As briefly mentioned at the start of the article, the acid test ratio is calculated by excluding non-liquid assets such as inventory and prepaid expenses in the current asset portion of the formula. Therefore, the asset part of the acid test ratio is mainly made up of highly liquid assets such as cash and cash equivalents and accounts receivable.
In addition, the current liabilities part of the acid test ratio were stripped off certain items as discussed in prior paragraphs.
In line with the current ratio and working capital plot, the acid test ratio has been trending lower especially during 2018 and has dropped way below the 1.0 threshold throughout 2018 and 2019. For example, in most of the quarters in 2018, the acid test ratio has been dangerously low at the 0.5 level.
At the 0.5 threshold, Tesla is not capable of covering its current liabilities with near-cash assets such as cash and cash equivalents. What is worrying is that the company near-cash assets can only cover half of the current liabilities.
This low liquidity environment basically requires Tesla to turn its inventory to cash in order to keep its business running. Without doing that, Tesla would absolutely run into solvency problem. This just shows how critical Tesla vehicle deliveries are in order to convert all that inventory into working capital. If somehow the cash conversion cycle is disrupted, Tesla would be filing bankruptcy in no time.
In addition, even with the liquidity boost in 2Q 2019, Tesla highly liquid assets such as cash and cash equivalents is still not able to cover all the liabilities as shown in the acid test ratio. As such, Tesla near-cash liquidity is dangerously low when only cash and cash equivalents as well as accounts receivable were taken into consideration.
Nevertheless, as long as there is demand for the company products, as seen from its surging revenue in recent quarters, Tesla will be doing just fine.
To analyze the liquidity of Tesla, we look at the current ratio, working capital and acid test ratio (also referred to quick ratio).
The current asset and current liabilities used in the calculation of these ratio have been adjusted to exclude some assets and liabilities that may not have an immediate effect on the liquidity of the company.
From the chart, Tesla current ratio has been declining and has dropped to around 1.0 in 2018 and early 2019 before rising tremendously to 1.4 in 2Q19. The 1.0 ratio indicates that the company barely has enough short-term asset to cover its short-term liabilities.

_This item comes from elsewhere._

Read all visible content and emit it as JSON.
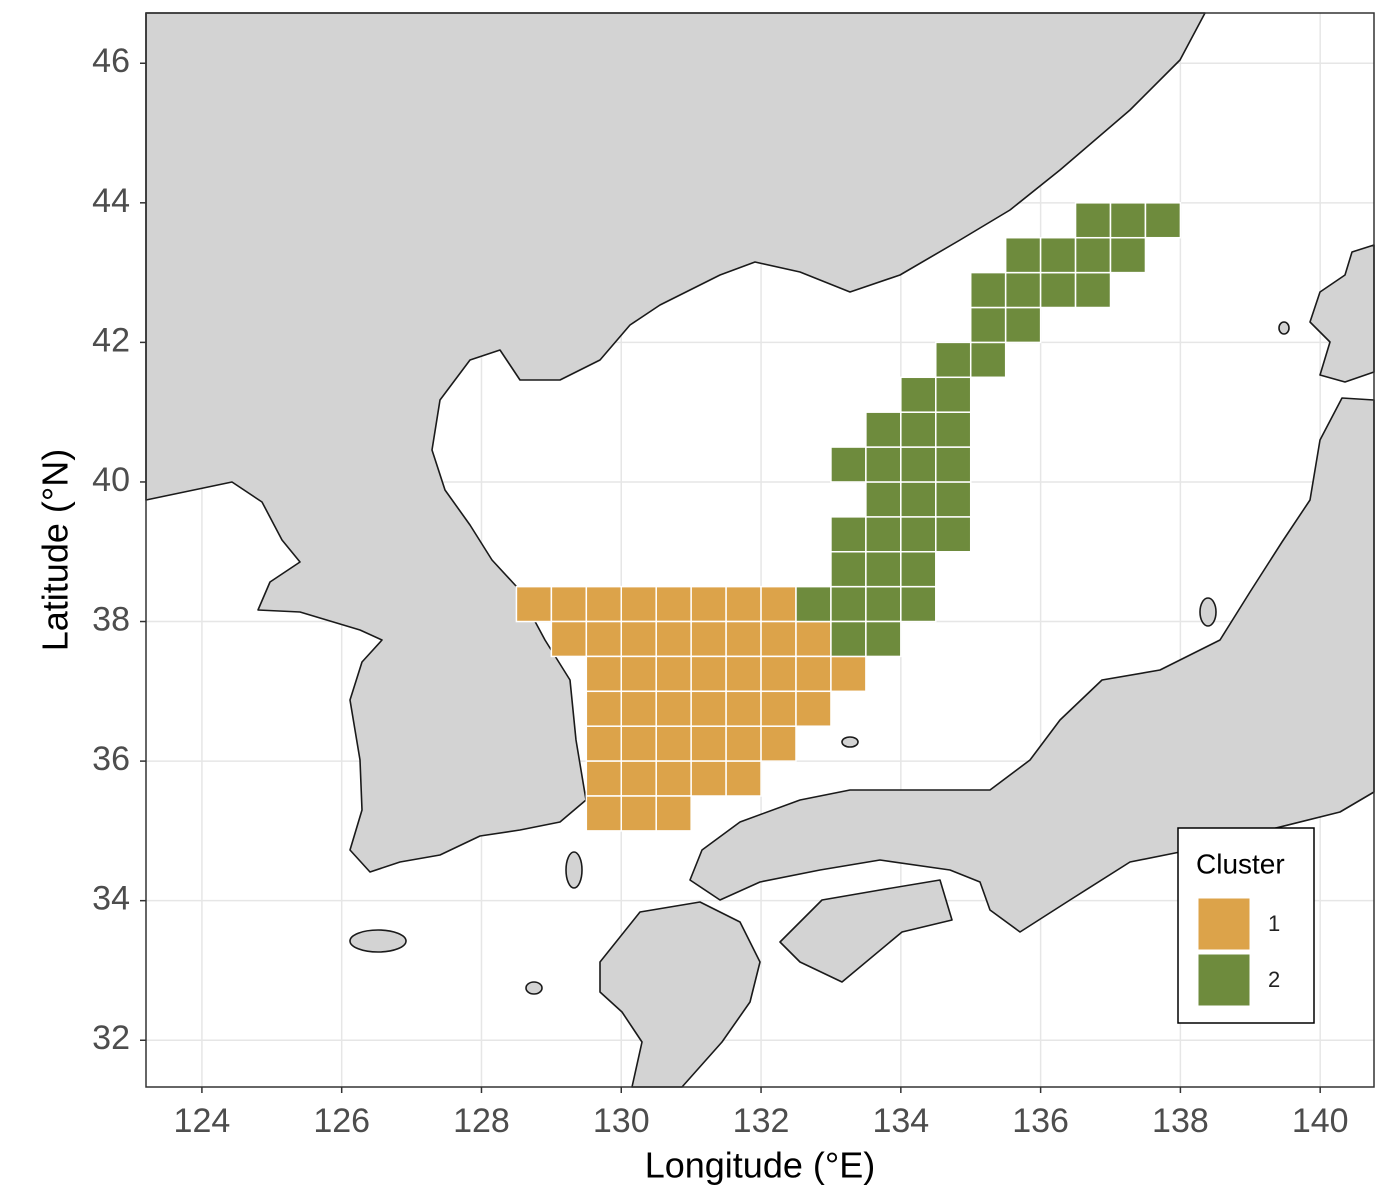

Tesla liquidity got a boost from capital raise in Q2 2019 through equity and debt offerings. As a result, all liquidity ratios have risen to safe level as of Q3 2019.
In terms of working capital, the figure also has been in the negative or close to zero in 2018 and 2019, signaling that the company has been operating with near negative working capital throughout 2018. However, the company working capital shot up to $2.5 billion in 2Q19 through capital injection.
For the acid test ratio, the plot indicates that Tesla will immediately enter insolvent state if cash conversion cycle were disrupted due to slowing sales as the ratio has been severely under the 1.0 threshold.
1. Financial figures in all charts and tables were obtained from Tesla Quarterly Results.